During the menu launch, mycoprotein took center stage, which was incorporated and featured into dishes such a King Oyster Mushroom, Smoked Mycoprotein Risotto, Pineapple Granita, Charred Cabbage and dessert Hazelnut & Chocolate creation.

These mycoprotein-infused culinary creations provided a sustainable solution for meat substitute while not compromising with the flavours, taste and texture with enhanced nutritional contents.

Edwin Lee, the founder & CEO of Ultimeat, said: “We are thrilled to introduce mycoprotein to Malaysian consumers. This launch reflects our dedication to championing sustainable and nutritious food options while promoting environmental sustainability.

Through our partnership with Nimbus Restaurant, we aim to highlight how mycoprotein can be the star of a wide variety of delicious and eco-friendly dishes.”

Fred Choong, Chef and Owner of Nimbus Restaurant, said: “Nimbus Restaurant has always been at the forefront of culinary innovation, and our partnership with Ultimeat further solidifies this status.”

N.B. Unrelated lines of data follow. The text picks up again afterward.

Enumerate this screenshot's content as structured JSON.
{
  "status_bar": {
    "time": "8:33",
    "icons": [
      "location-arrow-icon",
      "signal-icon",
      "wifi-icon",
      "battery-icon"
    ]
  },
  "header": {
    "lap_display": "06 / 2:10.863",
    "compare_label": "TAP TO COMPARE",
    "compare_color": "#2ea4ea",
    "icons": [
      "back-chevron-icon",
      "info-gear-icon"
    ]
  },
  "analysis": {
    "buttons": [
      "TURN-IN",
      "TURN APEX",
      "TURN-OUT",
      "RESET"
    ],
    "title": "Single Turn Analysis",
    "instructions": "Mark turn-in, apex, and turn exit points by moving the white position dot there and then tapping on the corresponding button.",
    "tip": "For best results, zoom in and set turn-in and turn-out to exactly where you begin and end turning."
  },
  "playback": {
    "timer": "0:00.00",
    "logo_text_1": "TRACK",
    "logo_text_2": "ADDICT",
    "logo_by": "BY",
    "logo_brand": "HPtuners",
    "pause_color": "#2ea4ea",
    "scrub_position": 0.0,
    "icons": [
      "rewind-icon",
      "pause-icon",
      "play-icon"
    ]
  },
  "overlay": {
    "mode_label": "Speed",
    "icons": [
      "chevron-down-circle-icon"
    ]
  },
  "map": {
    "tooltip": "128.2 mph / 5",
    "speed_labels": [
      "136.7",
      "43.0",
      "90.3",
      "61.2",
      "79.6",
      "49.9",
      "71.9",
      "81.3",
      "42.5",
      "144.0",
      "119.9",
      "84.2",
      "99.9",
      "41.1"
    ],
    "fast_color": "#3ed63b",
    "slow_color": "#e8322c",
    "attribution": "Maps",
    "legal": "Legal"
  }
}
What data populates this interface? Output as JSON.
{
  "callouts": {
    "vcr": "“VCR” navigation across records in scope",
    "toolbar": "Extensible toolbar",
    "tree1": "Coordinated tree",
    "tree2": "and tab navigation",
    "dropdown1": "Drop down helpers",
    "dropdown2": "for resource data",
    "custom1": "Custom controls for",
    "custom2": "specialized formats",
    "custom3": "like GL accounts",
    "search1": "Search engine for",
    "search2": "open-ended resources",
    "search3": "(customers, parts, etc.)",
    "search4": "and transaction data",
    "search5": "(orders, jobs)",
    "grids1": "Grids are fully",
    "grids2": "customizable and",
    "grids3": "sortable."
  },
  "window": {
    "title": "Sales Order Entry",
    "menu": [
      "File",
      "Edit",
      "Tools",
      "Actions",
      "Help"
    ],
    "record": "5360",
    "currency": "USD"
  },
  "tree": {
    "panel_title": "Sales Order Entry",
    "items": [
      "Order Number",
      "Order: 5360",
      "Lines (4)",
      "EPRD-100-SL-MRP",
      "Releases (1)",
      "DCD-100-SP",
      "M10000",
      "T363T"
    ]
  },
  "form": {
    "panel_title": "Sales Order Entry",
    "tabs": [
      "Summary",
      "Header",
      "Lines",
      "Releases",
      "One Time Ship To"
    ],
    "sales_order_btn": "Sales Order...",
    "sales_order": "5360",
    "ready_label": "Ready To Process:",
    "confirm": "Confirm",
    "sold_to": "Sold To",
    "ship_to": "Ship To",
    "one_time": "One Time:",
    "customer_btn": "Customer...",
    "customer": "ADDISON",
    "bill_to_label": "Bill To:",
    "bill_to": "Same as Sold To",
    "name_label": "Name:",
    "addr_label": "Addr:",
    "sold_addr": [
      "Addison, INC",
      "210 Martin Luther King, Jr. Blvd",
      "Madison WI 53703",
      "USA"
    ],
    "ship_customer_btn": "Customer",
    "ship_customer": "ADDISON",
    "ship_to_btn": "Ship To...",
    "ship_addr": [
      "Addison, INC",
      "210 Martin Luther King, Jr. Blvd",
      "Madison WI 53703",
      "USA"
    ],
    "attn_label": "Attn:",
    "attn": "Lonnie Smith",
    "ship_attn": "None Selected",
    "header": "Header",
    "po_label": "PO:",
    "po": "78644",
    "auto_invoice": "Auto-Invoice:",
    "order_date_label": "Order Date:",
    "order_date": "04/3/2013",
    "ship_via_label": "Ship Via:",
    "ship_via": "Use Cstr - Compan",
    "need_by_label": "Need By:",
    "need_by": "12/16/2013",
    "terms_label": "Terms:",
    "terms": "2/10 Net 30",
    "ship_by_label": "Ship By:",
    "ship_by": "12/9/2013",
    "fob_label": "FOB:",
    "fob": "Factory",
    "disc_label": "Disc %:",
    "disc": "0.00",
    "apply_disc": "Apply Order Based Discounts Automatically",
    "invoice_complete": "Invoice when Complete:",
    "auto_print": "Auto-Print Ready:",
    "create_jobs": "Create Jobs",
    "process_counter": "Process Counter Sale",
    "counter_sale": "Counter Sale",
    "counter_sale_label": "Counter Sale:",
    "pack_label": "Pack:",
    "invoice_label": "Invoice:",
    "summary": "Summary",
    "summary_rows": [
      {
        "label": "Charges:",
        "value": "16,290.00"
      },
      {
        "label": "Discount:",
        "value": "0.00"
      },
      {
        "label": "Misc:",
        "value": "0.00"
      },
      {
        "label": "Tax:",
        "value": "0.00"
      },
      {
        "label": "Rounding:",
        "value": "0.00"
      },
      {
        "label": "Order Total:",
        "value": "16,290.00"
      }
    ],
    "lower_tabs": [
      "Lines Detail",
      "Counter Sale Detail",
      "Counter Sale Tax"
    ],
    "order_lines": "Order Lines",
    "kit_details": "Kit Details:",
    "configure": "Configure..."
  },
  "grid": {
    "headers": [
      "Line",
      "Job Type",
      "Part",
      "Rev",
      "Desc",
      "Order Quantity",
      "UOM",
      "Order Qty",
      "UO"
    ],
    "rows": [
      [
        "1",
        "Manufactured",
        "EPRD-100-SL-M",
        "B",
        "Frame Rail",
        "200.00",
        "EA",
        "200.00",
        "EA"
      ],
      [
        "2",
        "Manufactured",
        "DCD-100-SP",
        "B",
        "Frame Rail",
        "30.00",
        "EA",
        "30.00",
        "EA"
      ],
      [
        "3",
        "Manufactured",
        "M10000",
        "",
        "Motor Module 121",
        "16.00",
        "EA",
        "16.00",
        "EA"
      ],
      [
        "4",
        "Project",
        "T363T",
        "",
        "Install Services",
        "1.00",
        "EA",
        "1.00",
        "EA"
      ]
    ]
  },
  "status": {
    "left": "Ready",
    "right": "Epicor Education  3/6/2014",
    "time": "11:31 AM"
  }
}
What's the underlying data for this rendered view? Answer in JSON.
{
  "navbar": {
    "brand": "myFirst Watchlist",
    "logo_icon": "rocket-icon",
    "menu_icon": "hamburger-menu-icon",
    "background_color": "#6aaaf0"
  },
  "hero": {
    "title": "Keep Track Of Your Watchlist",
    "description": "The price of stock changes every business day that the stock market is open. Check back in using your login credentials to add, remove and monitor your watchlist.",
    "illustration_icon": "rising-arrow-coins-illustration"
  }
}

He also said: “By incorporating mycoprotein into our menu, we’re not only offering our patrons a taste of the future, but also showing how healthy food choices can seamlessly integrate into our daily intake without compromising on flavour. It’s a win-win for both our taste buds and our well-being.”

This launch represents a significant step towards reducing carbon footprint and the extinction of animals, directly impacting food security. Through scientific technology, Ultimeat and Nimbus Restaurant aim to contribute to a balanced ecosystem and provide sustainable, high-value meat alternatives for consumers.